A Labor Department spokesman said the number of Americans drawing jobless benefits for a week or longer rose to 4,776,000 in the week ended Jan. 17, the latest data available.
The number eclipses the prior mark set in November 1982, when 4,713,000 million Americans drew benefits.
Americans who moved to collect their first unemployment checks rose for the third consecutive week, to 588,000, according to a government report released Thursday.
The number of Americans filing for unemployment claims has surged by 61% from this time a year ago.
The Labor Department said initial filings for state jobless benefits rose by 3,000 for the week ended Jan. 24 from a downwardly revised 585,000 claims filed the prior week.

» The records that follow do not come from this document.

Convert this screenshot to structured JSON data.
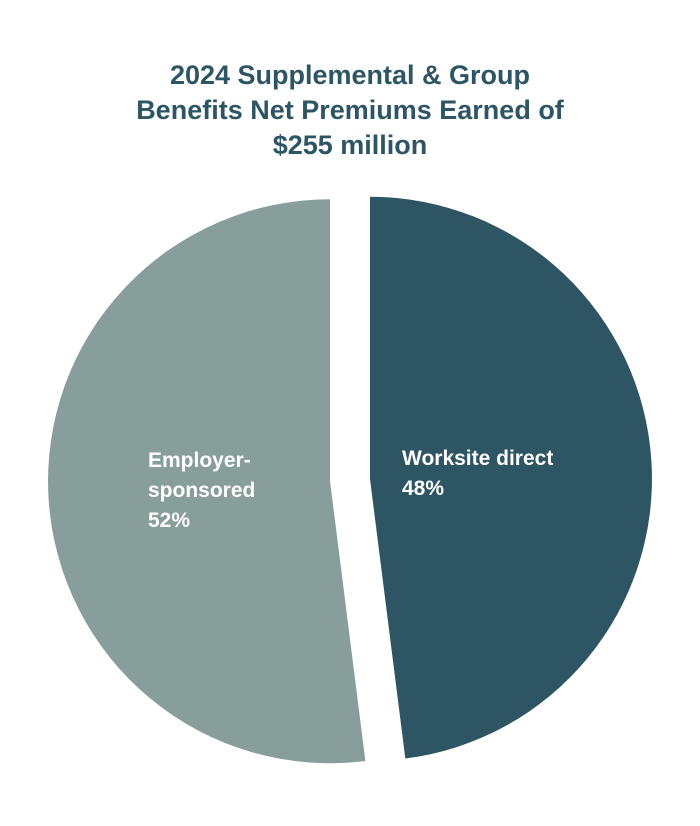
{
  "chart_data": {
    "type": "pie",
    "title_lines": [
      "2024 Supplemental & Group",
      "Benefits Net Premiums Earned of",
      "$255 million"
    ],
    "slices": [
      {
        "name_lines": [
          "Worksite direct"
        ],
        "value": 48,
        "label": "48%",
        "color": "#2e5563"
      },
      {
        "name_lines": [
          "Employer-",
          "sponsored"
        ],
        "value": 52,
        "label": "52%",
        "color": "#879e9a"
      }
    ],
    "legend": "none",
    "exploded": true
  }
}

Economists polled by Briefing.com expected the reading to fall to 575,000 claims.
Ian Shepherdson, an economist at High Frequency Economics, said that initial claims data are a proxy for the trends in gross firings. Mass firings hit a seven-year high in 2008.
"The net result of this is soaring unemployment, and we see no chance of this picture changing in the foreseeable future. We expect net job losses of about three million through the first half of this year," Shepherdson said.
The four-week average of new unemployment claims, used to smooth fluctuations in data, grew by 24,250 to 542,500 from the prior week. A year ago, it was at 333,750.
Over the previous four weeks, the number of people on unemployment for one week or more increased by 66,500 to an average of 4.63 million a week, the government said. A year ago, it was at 2.70 million.
The greatest number of layoffs for the week ending Jan. 17 were in Michigan, with heavy losses from shutdowns in the automobile industry, North Carolina and Georgia.
On Wednesday, the House passed an $819 billion economic stimulus package with the goal of saving or creating up to 4 million jobs by 2010.